En la Universidad Villanova, en Filadelfia, el Departamento de Seguridad Pública investiga un incidente en el que una estudiante negra fue agredida por hombres blancos al grito de “Trump, Trump, Trump!”
Una fuente universitaria con conocimiento del evento dijo a la agencia The Associated Press que todo ocurrió el jueves por la noche cuando la estudiante, que no ha sido identificada, estaba caminando a través de un túnel en el campus, donde se encontró con varios hombres blancos quienes corrieron hacia ella, gritando el nombre del nuevo presidente electo. Un sujeto la golpeó con fuerza contra el suelo, haciéndola golpear la cabeza, dijo la fuente. Según la policía, la mujer no resultó gravemente herida, pero sigue siendo sacudida por el incidente.
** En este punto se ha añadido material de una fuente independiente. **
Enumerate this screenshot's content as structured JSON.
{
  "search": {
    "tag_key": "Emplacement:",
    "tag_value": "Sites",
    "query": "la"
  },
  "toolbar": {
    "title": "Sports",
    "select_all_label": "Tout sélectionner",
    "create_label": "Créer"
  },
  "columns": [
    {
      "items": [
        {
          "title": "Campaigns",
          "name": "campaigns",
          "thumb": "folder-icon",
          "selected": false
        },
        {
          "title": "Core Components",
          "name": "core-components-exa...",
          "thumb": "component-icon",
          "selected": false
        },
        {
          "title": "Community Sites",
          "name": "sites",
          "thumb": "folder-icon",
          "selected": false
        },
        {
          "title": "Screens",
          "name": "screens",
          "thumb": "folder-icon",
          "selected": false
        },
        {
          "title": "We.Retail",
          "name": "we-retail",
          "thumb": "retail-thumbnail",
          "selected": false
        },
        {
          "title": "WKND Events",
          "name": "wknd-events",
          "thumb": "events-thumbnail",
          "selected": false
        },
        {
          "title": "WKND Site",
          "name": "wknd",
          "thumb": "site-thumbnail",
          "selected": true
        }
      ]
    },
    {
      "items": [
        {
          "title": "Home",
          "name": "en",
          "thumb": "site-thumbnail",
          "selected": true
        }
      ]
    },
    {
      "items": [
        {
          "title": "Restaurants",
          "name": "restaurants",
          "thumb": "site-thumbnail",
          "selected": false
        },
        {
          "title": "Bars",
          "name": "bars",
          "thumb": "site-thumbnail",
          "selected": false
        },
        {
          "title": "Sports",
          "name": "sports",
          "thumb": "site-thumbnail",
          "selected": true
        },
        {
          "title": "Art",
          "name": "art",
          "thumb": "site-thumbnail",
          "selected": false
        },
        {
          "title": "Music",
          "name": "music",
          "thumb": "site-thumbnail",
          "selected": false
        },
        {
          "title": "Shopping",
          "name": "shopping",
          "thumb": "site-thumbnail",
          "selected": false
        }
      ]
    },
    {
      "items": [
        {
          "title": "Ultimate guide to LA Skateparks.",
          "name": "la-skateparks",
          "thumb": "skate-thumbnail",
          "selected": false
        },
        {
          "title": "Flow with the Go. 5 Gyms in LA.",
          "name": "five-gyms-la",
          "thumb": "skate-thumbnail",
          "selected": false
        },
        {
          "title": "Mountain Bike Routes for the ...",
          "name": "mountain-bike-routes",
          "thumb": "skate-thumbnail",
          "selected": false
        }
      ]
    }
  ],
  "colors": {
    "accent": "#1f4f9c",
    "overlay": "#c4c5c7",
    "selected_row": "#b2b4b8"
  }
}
Los hombres involucrados en el incidente no han sido identificados.
En el Estado de Washington, un educador relató: “en la cafetería el miércoles en el almuerzo, algunos [alumnos] comenzaron a corear ‘Construyan el muro’. En mi clase algunos alumnos gritaban ‘si no nacieron aquí, hagan las valijas'”.
En Georgia, una profesora del condado de Gwinnett dijo que le dejaron una nota en la clase el viernes pasado diciéndole que su pañuelo musulmán “ya no está permitido”. “¿Por qué no se lo ata al cuello y se cuelgan con él …”, decía la nota recibida por Mairah Teli, de 24 años, que enseña artes lingüísticas en Dacula High.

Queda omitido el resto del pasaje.